A girl has her temperature checked at the government hospital in Kenema, Sierra Leone, during the Ebola outbreak in 2014. (Carl de Souza/Getty/AFP)

There is a curious connection between sickness and social change.

Studies suggest that communities suffering from more infectious diseases are more likely to be collectivist — ethnocentric, conformist, highly protective of their own group's members and antagonistic toward anyone from outside.

From an evolutionary standpoint, this makes sense, says social psychologist Michael Varnum: “Pathogens evoke a whole suite of responses that likely are or were adaptive in some way, that get people to reduce their chance of infection.”

Suspicion of strangers is a good way to ward off unfamiliar germs to which you may not have immunity. Emphasis on traditional ways of doing things — cooking, cleaning, child rearing and burial practices — could discourage new, unsafe behaviors. Putting off education, exploration or political engagement in favor of settling down and starting a family could be a means of ensuring your genes are passed on before you die of an illness.

But once the specter of infectious disease is lifted, the outlook shifts. It's safe to become more individualistic, to embrace difference, to celebrate innovation. People gaze into the unknown and see opportunity, not peril. And that's when change starts to happen.

Case in point: the United States. Varnum and a colleague, Igor Grossmann, reported Monday in the journal Nature Human Behavior, that a decrease in the prevalence of this country's nine biggest infectious diseases over the past 70 years has been accompanied by a dramatic upswing in gender equality.

“It's one of the strongest relationships I’ve ever observed in my work,” said Varnum, an assistant professor at Arizona State University. He compares the statistical correlation between low pathogen loads and gender equality to the link between smoking and lung cancer. 

The notion that behavior is influenced by disease rates, termed “parasite stress theory,” has its roots in biology.
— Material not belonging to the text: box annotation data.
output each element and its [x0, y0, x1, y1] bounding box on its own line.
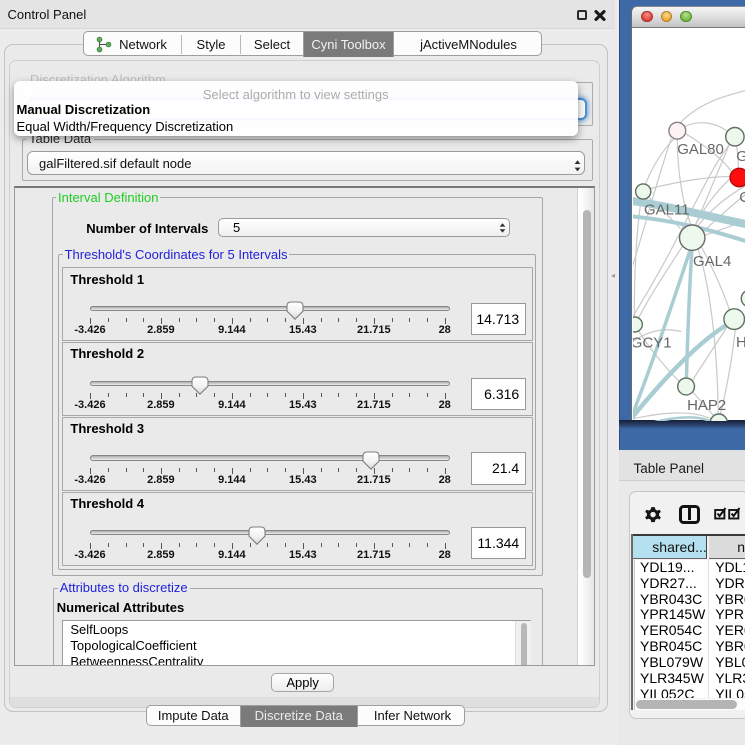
- svg-text:GAL80: GAL80: [677, 141, 724, 158]
- svg-text:GAL11: GAL11: [644, 201, 690, 218]
- svg-text:HAP2: HAP2: [687, 396, 726, 413]
- svg-text:GCY1: GCY1: [633, 334, 672, 351]
- svg-text:GAL4: GAL4: [693, 252, 731, 269]
- svg-text:HIS4: HIS4: [736, 333, 745, 350]
- svg-text:CRM: CRM: [739, 189, 745, 206]
- svg-text:GAL3: GAL3: [736, 147, 745, 164]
Numerous studies have shown that animals have evolved to behave in ways that limit their exposure to pathogens. Wild mice quarantine themselves when they are sick. Infected ants leave their nests to die. Some primates ostracize ailing members of their group to prevent disease from spreading.

In 2012, researchers Corey Fincher and Randy Thornhill published a paper in the journal Behavioral and Brain Sciences arguing that the theory explains broad cultural changes in human societies. They found stronger family ties and heightened religiosity in societies with greater parasite loads, because, as they put it, sticking to one's own group “is more important for the avoidance of infection from novel parasites and for the management of infection in regions with high levels of parasite stress.”

That idea is still contentious, and sociologists have argued that the relationship between pathogen prevalence and human behavior is more nuanced, or even inverted. A 2013 study of U.S. data suggested that only STDs, rather than all infectious diseases, affected behavior like interpersonal violence, child maltreatment and religious adherence. The study also found that the effect vanished when the researchers controlled for rapid life histories (biology jargon for how rapidly creatures grow up, mate and reproduce) — suggesting that the pivotal factor is the age at which people are marrying and having children, not how many germs they're carrying.

Varnum and Grossmann note that their study doesn't prove lower parasite load directly increases gender equality. It only demonstrates that there is a very strong correlation.

The pair looked at four environmental factors — resource scarcity, warfare, climatic stress and infectious disease — that could affect women's rights. Varnum explained that anxiety about poverty, violence or severe weather potentially causing an early death could also prompt people to marry and reproduce earlier, which tends to disadvantage women.

They then quantified each of those factors and compared the numbers with an index of gender equality, which was calculated based on the size of the wage gap, female representation in Congress, references to female pronouns in news reports and literature, and attitudes about women's rights as measured by Gallup polls. Statistical analysis revealed that declining infectious disease rates had by far the strongest correlation with women's advancement, even when the researchers controlled for influences such as overall collectivism and conservatism. Factoring in lower teen birthrates somewhat weakened the correlation, suggesting that slower life-history strategies independently boost equality.

What's more, the decline in disease rates appeared to predict an increase in women's rights: “The links are stronger for pathogens at a particular time predicting gender equality in the future, rather than the other way around,” Varnum said.

The researchers tested their model by comparing pathogen prevalence and gender equality in Britain. The correlation there held strong.

“Ideally we’d love to get data from a number of other societies around the world,” Varnum said, noting that this will be difficult in places with less comprehensive public health and political data. “I would be interested to see how this relationship looks across the globe over time.”